P1: CPP signature

The key AAanalysis protocol. This workflow finds the physicochemical differences between two protein sets. Given two labelled sets of protein sequences (e.g. substrates vs. non-substrates, binders vs. non-binders, toxic vs. non-toxic), Comparative Physicochemical Profiling (CPP) identifies the set of position-resolved physicochemical features that most distinctly separate them, a determinant-discovery task that needs no black-box model. We call this feature set the signature of the test group.

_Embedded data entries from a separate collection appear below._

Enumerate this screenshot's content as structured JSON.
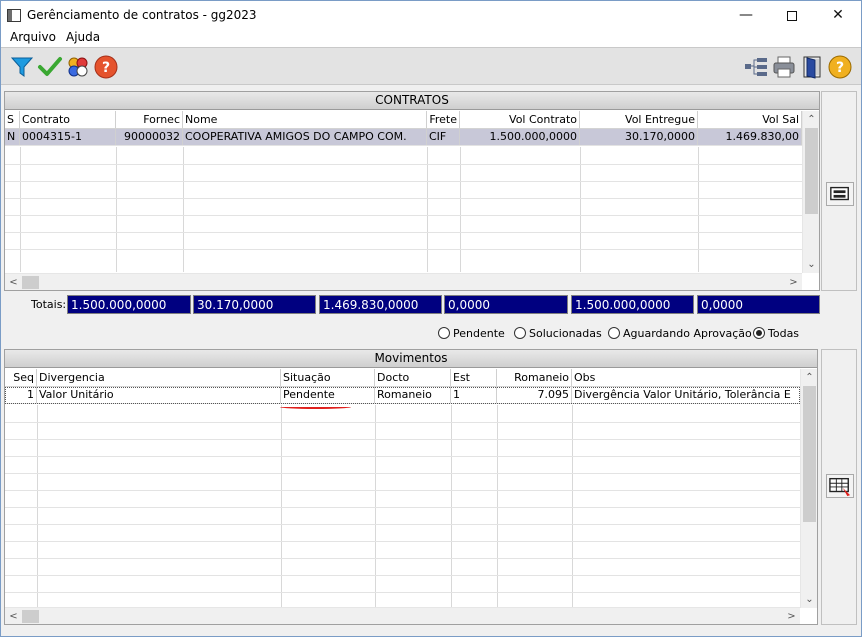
{
  "window": {
    "title": "Gerênciamento de contratos - gg2023"
  },
  "menu": {
    "items": [
      "Arquivo",
      "Ajuda"
    ]
  },
  "toolbar": {
    "left_icons": [
      "filter-icon",
      "check-icon",
      "circles-icon",
      "help-icon"
    ],
    "right_icons": [
      "tree-icon",
      "print-icon",
      "exit-door-icon",
      "help-icon"
    ]
  },
  "contratos": {
    "title": "CONTRATOS",
    "columns": [
      "S",
      "Contrato",
      "Fornec",
      "Nome",
      "Frete",
      "Vol Contrato",
      "Vol Entregue",
      "Vol Sal"
    ],
    "rows": [
      [
        "N",
        "0004315-1",
        "90000032",
        "COOPERATIVA AMIGOS DO CAMPO COM.",
        "CIF",
        "1.500.000,0000",
        "30.170,0000",
        "1.469.830,00"
      ]
    ]
  },
  "totais": {
    "label": "Totais:",
    "values": [
      "1.500.000,0000",
      "30.170,0000",
      "1.469.830,0000",
      "0,0000",
      "1.500.000,0000",
      "0,0000"
    ]
  },
  "filter": {
    "options": [
      "Pendente",
      "Solucionadas",
      "Aguardando Aprovação",
      "Todas"
    ],
    "selected": "Todas"
  },
  "movimentos": {
    "title": "Movimentos",
    "columns": [
      "Seq",
      "Divergencia",
      "Situação",
      "Docto",
      "Est",
      "Romaneio",
      "Obs"
    ],
    "rows": [
      [
        "1",
        "Valor Unitário",
        "Pendente",
        "Romaneio",
        "1",
        "7.095",
        "Divergência Valor Unitário, Tolerância E"
      ]
    ]
  },
  "colors": {
    "totals_bg": "#000080",
    "selected_row": "#c8c8d8",
    "annotation": "#e0201c"
  }
}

CPP contrasts a test group (label=1) against a reference group (label=0) and reads out what physicochemically distinguishes them, and where. Behind the scenes it splits each sequence into parts, applies splits (position selectors) within each part, averages an amino-acid scale over those positions, and keeps the Part-Split-Scale features that separate the two groups best. The result is interpretable biology (an AAontology-grounded signature), not a black box you have to trust on faith.

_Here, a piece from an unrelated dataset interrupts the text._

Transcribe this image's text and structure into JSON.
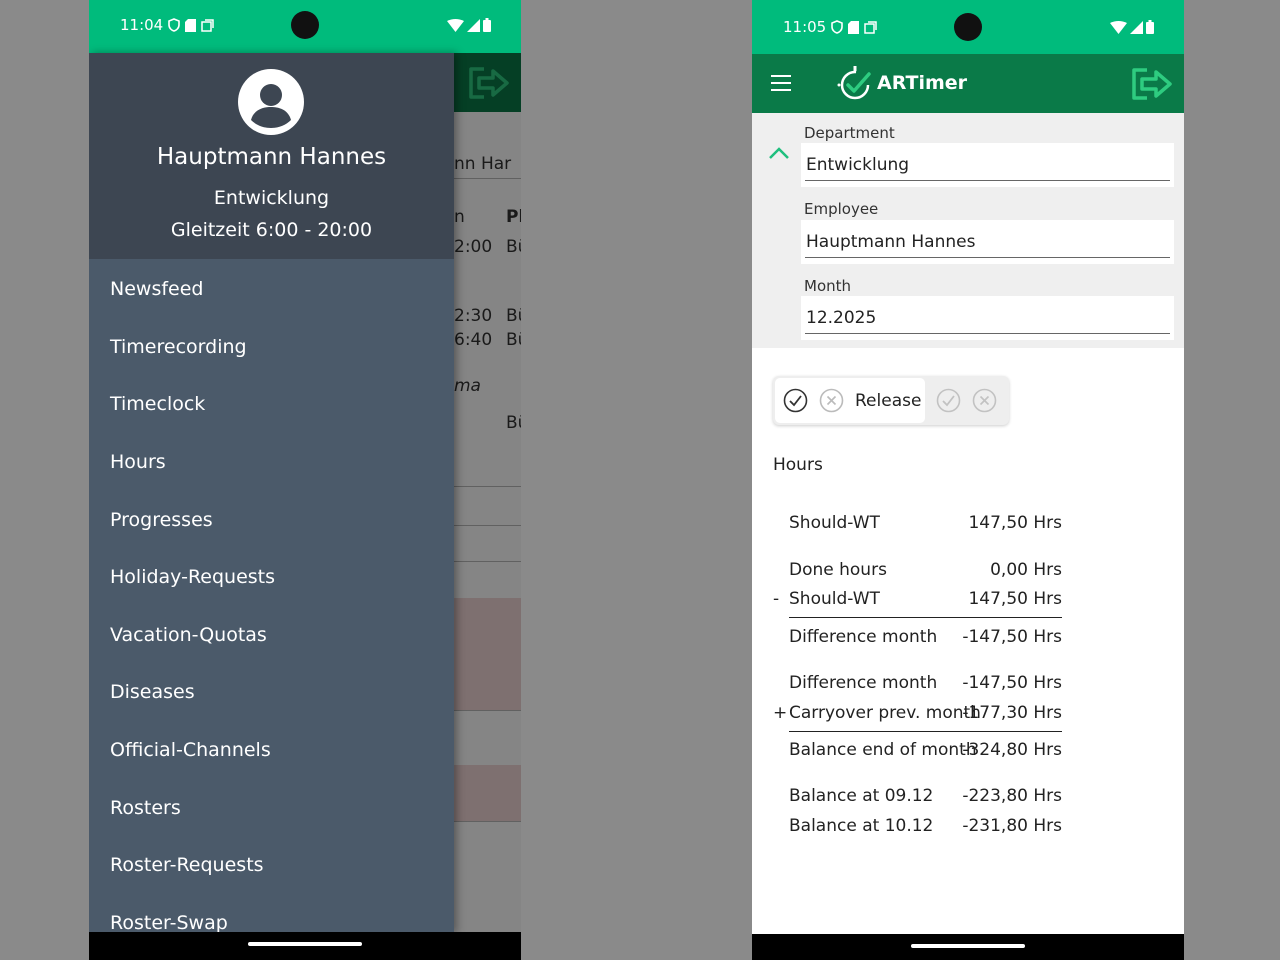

When to use it. Use this protocol when you have two labelled sets of sequences and want to answer: “Which physicochemical patterns distinguish my groups, and where in the sequence do they act?”, without first committing to a black-box model. In glossary terms this is determinant discovery: contrast a test group (label=1) against a reference group (label=0) and read out what physicochemically distinguishes them.

Typical questions: substrate vs. non-substrate, cleaved vs. not cleaved, aggregation-prone vs. soluble, toxic vs. non-toxic.

Here we work at the domain level (dataset prefix DOM_): the unit of comparison is the transmembrane-domain (TMD) part set, native ground for CPP.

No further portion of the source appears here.